De financieringsbehoefte voor de komende 4 jaar is weergegeven in figuur 3.1 hieronder.
Een onderscheid wordt gemaakt in;
- Het saldo van inkomsten en uitgaven van de reguliere exploitatie
- De uitgaven ten behoeve van de aflossingen op langlopende leningen
- De uitgaven ten behoeve van de investeringen, inclusief de uitgaven t.b.v. openstaande kredieten
- Het saldo van uitgaven en ontvangsten van de grondexploitaties
- Het saldo van alle kasstromen (inkomsten en uitgaven) samen geeft de prognose weer van het financieringstekort; het bedrag waarvoor langlopende leningen zullen worden aangetrokken.
Figuur 3.1. Financieringsbehoefte 2023-2026. Bedragen maal € 1.000
Uit de figuur valt af te leiden dat;
- De reguliere exploitatie meer inkomsten heeft dan uitgaven.

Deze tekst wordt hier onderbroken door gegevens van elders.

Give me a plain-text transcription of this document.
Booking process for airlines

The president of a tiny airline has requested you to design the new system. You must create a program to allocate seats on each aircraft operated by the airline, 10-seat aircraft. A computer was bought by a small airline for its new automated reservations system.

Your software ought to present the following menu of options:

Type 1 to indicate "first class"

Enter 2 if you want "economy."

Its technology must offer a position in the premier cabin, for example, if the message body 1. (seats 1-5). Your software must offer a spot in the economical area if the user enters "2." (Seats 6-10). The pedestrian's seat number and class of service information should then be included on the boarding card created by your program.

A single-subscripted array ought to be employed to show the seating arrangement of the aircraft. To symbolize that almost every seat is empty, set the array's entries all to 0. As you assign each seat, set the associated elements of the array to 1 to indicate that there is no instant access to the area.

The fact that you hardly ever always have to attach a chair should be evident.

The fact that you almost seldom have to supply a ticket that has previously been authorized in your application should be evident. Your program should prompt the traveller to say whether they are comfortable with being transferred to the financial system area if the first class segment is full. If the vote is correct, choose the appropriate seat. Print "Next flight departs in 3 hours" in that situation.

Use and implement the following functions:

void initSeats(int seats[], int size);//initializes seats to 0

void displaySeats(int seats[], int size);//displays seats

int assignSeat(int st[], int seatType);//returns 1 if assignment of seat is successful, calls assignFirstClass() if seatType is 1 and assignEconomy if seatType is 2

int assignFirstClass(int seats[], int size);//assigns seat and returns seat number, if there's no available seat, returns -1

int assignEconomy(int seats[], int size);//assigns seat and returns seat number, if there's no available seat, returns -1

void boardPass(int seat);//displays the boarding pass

- De aflossingen (uitgaven) op langlopende leningen verminderen van € 9,3 miljoen in 2023 tot € 8,5 miljoen in 2024, 2025 en 2026.
- De investeringen verantwoordelijk zijn voor het financieringstekort.
- De grondexploitatie Stationsplein draagt in 2025 bij aan de financiering door een geplande verkoop in dat jaar.
- Het saldo van de categorieën is weergegeven met de blauwe lijn en vormt het financieringstekort. Voor dit tekort worden langlopende leningen aangetrokken.
Over de ramingen van de investeringsbedragen voor de komende jaren wordt het volgende opgemerkt:
- De realisatie van investeringen blijft de afgelopen jaren achter bij de in de begroting genoemde bedragen.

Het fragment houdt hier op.